I graduated medical school with about $150k in debt and made payments while in residency (rather than going into forbearance), which basically prevented interest from building up. I went into academia (started in August) and get $325k gross (mind you, this is working 6 days/week and a couple of nights until 11pm during the week after a full workday). My wife works and makes about $60-70k. I expect that I'll have my loans paid off in 12-15 months and decided to refinance with a private lender for a lower interest rate. In order to do this, I'm paying more than $8k/month to my loans, continuing to forgo a lot of material pleasures (though my wife and I still want for nothing), and being as smart as possible about spending. I still save about 20% of my income each month in retirement/brokerage accounts and have plenty to go around. I mention those things not to brag but to say that I've made choices with the primary goal of paying off my debt as soon as possible. Sure, it would be nice to work a "normal" work week, indulge in all of the things that I want and have been deferring for a long time, and coast on the IBR-determined repayments.

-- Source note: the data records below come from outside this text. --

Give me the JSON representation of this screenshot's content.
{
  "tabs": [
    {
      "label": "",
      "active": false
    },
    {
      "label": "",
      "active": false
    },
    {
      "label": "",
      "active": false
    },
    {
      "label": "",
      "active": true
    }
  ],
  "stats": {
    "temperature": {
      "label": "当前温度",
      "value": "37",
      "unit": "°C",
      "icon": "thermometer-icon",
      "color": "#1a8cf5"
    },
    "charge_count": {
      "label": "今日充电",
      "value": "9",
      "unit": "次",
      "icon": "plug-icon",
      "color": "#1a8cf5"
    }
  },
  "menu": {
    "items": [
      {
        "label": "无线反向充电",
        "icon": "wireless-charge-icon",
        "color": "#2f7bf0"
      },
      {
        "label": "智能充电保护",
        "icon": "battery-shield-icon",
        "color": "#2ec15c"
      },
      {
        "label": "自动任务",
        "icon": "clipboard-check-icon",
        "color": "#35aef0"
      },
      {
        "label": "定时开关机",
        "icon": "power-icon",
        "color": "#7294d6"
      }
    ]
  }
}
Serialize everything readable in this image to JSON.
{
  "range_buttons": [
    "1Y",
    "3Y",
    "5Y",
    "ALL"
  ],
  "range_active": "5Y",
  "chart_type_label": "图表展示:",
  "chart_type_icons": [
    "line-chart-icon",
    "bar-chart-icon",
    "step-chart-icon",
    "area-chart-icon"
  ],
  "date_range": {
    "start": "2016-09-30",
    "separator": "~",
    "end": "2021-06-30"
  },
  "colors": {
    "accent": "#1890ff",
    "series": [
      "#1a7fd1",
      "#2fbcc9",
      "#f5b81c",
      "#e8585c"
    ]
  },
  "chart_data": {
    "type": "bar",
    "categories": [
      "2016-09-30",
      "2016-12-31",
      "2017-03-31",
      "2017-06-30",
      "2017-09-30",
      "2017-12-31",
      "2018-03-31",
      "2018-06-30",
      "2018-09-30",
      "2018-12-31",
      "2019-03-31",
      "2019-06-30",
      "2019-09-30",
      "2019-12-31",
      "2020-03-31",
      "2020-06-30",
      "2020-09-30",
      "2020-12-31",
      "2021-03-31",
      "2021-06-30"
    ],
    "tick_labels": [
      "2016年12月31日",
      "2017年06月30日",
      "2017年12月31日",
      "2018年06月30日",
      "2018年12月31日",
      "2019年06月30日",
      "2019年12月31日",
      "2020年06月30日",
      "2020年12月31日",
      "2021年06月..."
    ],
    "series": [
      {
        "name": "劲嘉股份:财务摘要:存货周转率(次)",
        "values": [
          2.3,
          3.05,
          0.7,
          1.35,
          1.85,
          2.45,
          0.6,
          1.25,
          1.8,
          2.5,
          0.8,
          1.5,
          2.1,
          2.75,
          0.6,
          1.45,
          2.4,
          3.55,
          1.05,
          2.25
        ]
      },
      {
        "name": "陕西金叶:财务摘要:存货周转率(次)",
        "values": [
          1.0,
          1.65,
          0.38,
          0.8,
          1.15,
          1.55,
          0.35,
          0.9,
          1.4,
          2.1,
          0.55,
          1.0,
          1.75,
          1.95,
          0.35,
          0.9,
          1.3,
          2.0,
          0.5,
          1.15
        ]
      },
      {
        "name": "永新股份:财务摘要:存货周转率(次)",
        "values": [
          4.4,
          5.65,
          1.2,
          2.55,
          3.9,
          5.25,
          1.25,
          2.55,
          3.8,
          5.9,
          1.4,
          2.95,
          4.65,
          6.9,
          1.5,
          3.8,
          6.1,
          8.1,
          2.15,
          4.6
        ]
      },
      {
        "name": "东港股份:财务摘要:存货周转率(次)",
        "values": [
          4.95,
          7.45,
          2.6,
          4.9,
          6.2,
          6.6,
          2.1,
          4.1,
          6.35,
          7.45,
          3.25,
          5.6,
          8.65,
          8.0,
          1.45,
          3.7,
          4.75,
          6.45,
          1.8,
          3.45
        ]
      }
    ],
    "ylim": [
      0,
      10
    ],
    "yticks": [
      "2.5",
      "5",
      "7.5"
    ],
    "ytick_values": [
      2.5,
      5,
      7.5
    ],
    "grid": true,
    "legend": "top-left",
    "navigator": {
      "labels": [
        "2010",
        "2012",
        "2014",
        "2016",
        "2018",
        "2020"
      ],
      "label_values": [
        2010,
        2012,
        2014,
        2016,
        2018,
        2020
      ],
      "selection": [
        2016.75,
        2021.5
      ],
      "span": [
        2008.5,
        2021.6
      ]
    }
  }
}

But that means that I'll be in my 40s and still paying off these loans. No thanks. Plenty of my peers are taking that approach, and I wish them all the best, but they are going to be shackled to their debt for the foreseeable future with the expectation that it is going to be forgiven. What happens if it isn't for whatever reason? Oops. Enjoy your financial future for the next several years.
I think making any big financial decisions with an expectation that PSLF is going to be there is a bad, bad idea, and I would advise anyone to make decisions with the assumption that these programs will not be in place. Intentionally making bad financial decisions (forbearing loans endlessly, making minimum payments, taking out ridiculous amounts of loans to go to a "top tier" school when cheaper options are available, etc.) with the expectation that the loans will be forgiven is setting you up for badness. If the program is there and you qualify for it, think of it as a bonus. Any other approach is unwise IMO.
There is a lot of doom and gloom about repaying loans, but the reality is that if you don't go nuts with unnecessary nonsense spending and make paying your debt off a priority - in addition to be willing to work harder than what might be expected - you will be able to pay off your loans. It may take a while, and it may suck to see all of that money disappear each month, but it is doable. The only way you will not be able to pay off your loans is if 1) you have a ridiculous amount of debt, 2) there are unusual circumstances in your life which are expensive, and/or 3) you make dumb choices with your spending.